Detailed Placing Terms

The placing commission payable to Suncorp Securities Limited will be the lower of a fixed fee of HK\$300,000 or 3.5% of the aggregate placing price. The commission was determined after arm’s length negotiations and is deemed fair and reasonable by the Board.

The Placing Agent will place the shares to not fewer than six placees, all of whom (and their beneficial owners) will be independent third parties, ensuring broadening of the shareholder base.

The new shares, when allotted and issued, will rank pari passu in all respects with the Company’s existing shares.

Conditions and Risks

  • Completion of the placing is conditional upon the Stock Exchange granting listing approval for the new shares.
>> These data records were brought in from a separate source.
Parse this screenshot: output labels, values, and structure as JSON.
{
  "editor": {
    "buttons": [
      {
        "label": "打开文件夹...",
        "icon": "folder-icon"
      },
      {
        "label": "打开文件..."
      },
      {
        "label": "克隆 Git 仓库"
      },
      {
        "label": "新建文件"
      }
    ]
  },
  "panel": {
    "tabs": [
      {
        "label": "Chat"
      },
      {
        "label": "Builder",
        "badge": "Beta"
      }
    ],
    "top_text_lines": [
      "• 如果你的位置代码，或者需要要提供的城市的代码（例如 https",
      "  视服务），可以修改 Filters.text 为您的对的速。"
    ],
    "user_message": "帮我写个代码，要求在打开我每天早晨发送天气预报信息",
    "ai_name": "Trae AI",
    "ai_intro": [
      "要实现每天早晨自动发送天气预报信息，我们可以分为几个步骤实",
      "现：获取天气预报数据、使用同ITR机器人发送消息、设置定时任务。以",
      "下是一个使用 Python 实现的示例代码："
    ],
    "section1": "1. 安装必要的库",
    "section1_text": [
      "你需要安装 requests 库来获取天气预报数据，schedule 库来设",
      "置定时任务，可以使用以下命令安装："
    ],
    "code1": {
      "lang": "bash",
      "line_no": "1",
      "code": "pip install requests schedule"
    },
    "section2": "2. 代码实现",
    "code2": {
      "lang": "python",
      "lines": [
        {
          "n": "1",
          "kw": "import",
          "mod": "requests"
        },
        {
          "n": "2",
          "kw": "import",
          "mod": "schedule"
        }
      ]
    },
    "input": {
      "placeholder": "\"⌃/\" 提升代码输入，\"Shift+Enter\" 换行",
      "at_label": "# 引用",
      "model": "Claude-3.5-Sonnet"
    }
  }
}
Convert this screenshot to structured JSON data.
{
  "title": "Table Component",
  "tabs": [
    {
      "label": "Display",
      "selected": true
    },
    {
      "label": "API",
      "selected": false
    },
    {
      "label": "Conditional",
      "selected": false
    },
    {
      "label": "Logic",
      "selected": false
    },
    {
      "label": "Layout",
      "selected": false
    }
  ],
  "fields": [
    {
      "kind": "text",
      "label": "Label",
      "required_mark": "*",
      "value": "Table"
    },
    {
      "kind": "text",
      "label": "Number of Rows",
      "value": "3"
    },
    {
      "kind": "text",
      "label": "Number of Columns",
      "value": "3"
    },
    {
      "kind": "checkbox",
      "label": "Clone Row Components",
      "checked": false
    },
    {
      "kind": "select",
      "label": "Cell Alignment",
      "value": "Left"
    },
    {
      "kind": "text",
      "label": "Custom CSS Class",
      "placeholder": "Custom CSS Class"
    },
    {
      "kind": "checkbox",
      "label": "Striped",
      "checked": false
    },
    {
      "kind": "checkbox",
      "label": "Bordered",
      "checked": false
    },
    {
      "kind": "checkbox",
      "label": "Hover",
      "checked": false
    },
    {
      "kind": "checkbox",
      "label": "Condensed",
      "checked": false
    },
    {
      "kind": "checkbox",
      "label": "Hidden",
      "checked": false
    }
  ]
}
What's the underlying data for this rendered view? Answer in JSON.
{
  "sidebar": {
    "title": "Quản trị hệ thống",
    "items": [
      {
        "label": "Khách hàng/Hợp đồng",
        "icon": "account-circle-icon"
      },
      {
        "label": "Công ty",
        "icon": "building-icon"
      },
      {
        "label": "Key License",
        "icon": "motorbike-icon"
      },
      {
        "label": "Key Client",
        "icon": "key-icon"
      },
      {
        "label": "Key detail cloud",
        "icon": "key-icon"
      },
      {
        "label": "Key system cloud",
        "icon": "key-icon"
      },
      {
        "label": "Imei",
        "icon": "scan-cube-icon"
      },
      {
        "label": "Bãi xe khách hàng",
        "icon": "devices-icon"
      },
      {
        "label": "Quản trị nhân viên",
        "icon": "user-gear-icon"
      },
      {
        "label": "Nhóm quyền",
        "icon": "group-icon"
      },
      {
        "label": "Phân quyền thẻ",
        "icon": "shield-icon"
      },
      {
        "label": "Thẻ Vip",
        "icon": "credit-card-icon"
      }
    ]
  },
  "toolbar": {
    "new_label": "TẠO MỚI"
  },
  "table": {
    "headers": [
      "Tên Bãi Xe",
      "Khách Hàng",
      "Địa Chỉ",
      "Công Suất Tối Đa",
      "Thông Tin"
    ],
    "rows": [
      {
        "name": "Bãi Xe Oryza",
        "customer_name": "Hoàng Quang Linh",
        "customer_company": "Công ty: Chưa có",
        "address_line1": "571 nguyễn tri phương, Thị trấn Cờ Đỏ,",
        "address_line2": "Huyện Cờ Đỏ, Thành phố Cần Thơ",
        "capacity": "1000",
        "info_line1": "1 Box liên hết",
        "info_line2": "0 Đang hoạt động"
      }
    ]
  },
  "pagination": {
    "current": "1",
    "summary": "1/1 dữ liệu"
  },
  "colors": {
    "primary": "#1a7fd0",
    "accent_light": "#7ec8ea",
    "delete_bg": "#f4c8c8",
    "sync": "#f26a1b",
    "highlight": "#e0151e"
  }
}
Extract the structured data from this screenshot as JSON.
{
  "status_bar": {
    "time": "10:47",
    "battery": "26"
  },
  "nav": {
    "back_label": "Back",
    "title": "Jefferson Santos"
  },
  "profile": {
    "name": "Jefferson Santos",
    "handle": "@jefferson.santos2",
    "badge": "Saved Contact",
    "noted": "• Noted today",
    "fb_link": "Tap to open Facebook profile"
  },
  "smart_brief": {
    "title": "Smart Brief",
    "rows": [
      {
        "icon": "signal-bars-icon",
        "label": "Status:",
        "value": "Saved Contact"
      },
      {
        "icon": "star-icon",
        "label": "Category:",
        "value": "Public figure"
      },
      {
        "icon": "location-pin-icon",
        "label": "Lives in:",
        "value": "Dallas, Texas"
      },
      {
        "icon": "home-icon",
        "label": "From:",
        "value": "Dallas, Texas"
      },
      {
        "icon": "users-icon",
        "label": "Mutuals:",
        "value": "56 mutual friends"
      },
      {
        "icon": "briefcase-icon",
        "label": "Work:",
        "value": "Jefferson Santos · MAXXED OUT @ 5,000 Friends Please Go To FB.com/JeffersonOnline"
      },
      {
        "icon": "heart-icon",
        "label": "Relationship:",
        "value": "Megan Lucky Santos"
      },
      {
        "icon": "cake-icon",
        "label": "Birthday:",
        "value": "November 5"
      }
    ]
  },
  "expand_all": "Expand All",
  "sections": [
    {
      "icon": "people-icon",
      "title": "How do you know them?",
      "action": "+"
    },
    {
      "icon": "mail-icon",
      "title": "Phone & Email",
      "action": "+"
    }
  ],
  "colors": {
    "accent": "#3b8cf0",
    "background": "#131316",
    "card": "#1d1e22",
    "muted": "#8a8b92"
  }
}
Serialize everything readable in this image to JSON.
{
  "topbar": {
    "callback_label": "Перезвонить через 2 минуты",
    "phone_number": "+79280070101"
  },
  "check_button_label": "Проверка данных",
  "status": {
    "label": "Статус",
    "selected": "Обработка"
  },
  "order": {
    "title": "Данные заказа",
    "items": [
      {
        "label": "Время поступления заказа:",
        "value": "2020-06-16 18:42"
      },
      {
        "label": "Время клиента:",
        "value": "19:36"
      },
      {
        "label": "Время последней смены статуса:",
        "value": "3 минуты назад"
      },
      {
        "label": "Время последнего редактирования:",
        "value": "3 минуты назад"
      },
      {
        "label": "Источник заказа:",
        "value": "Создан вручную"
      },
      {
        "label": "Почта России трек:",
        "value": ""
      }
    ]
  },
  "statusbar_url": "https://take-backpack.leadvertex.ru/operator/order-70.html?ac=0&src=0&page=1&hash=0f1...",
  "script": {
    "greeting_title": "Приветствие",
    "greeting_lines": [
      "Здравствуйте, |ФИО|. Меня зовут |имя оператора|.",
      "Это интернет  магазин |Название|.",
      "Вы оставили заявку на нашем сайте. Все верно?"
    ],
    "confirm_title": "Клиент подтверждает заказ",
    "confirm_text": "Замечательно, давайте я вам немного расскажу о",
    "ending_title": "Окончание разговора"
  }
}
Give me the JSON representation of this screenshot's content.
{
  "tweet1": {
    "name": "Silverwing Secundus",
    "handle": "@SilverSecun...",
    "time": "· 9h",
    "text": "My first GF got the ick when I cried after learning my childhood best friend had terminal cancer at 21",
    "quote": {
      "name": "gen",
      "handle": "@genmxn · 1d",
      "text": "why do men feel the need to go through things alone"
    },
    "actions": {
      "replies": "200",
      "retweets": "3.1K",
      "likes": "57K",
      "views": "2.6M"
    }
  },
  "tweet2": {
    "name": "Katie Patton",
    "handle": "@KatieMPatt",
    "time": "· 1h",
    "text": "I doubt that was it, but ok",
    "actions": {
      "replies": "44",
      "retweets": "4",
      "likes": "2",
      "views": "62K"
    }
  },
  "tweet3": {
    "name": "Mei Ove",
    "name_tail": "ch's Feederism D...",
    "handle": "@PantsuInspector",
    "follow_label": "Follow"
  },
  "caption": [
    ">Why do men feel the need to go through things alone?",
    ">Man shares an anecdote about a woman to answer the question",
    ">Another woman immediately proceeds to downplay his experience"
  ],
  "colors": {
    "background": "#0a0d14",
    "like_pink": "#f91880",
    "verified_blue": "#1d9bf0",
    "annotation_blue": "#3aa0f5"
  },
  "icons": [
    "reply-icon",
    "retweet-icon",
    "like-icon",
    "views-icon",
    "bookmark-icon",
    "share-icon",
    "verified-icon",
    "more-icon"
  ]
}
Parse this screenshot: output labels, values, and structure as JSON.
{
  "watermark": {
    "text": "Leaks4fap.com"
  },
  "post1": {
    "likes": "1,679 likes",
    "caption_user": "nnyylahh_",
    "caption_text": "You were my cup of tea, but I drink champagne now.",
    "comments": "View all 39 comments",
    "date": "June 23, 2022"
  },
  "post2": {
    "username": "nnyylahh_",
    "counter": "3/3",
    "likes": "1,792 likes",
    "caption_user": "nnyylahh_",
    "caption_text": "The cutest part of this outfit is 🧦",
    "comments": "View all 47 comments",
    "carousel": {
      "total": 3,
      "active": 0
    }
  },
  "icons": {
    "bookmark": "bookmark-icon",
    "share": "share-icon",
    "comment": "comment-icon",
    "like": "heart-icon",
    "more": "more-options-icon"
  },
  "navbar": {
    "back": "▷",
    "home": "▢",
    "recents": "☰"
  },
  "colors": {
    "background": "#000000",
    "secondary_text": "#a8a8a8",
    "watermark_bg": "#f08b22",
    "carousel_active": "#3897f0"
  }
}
If the condition is not met by 23 March 2026 (or a later agreed date), the placing will not proceed.
  • The Placing Agent may rescind the agreement under several circumstances, including material changes in financial, political, or economic conditions, new laws or regulations, adverse changes to the Group’s business, material breaches by the Company, or trading moratoriums.
  • Shareholders and potential investors are specifically cautioned that the placing may or may not proceed, and are advised to exercise caution when dealing in the Company’s securities.

Use of Proceeds

The net proceeds of approximately HK\$8.7 million will be allocated as follows:

  • Approximately HK\$3.7 million for the development of new business initiatives
  • Approximately HK\$5.0 million for general working capital purposes

The Directors believe that the placing will strengthen the financial position of the Group, provide operational funding, and broaden the shareholder base, all of which are in the interests of the Company and its shareholders.

Shareholding Structure Impact

As at Announcement Immediately after Placing
Benefit Gateway Limited 123,140,900 (29.85%) 123,140,900 (29.49%)
Directors (each) 1,890,000 (0.46%) 1,890,000 (0.45%)
Placees 5,000,000 (1.2%)
Other public shareholders 278,069,100 (67.39%) 278,069,100 (66.61%)
Total 412,550,000 (100%) 417,550,000 (100%)

Potential Price Sensitive Information

  • The placing price is at a notable discount to the recent market price, which may impact the trading price in the short term.
  • The shareholding dilution is moderate but will introduce new professional and institutional investors, potentially increasing liquidity.
  • The Placing will strengthen the financial position of the Company and support expansion into new business areas, which may positively influence future valuation.
  • The transaction is not subject to further shareholder approval, which could expedite the timetable and reduce uncertainty.
  • The Company confirms that there have been no other equity fund-raising activities in the past twelve months, which may be seen positively by shareholders concerned about dilution.

Disclaimer: The information presented above is based on the Company’s announcement dated 3 March 2026. This article is for informational purposes only and does not constitute investment advice. Investors should exercise caution and consult professional advisers before making any investment decisions. Completion of the placing is subject to various conditions and may or may not proceed.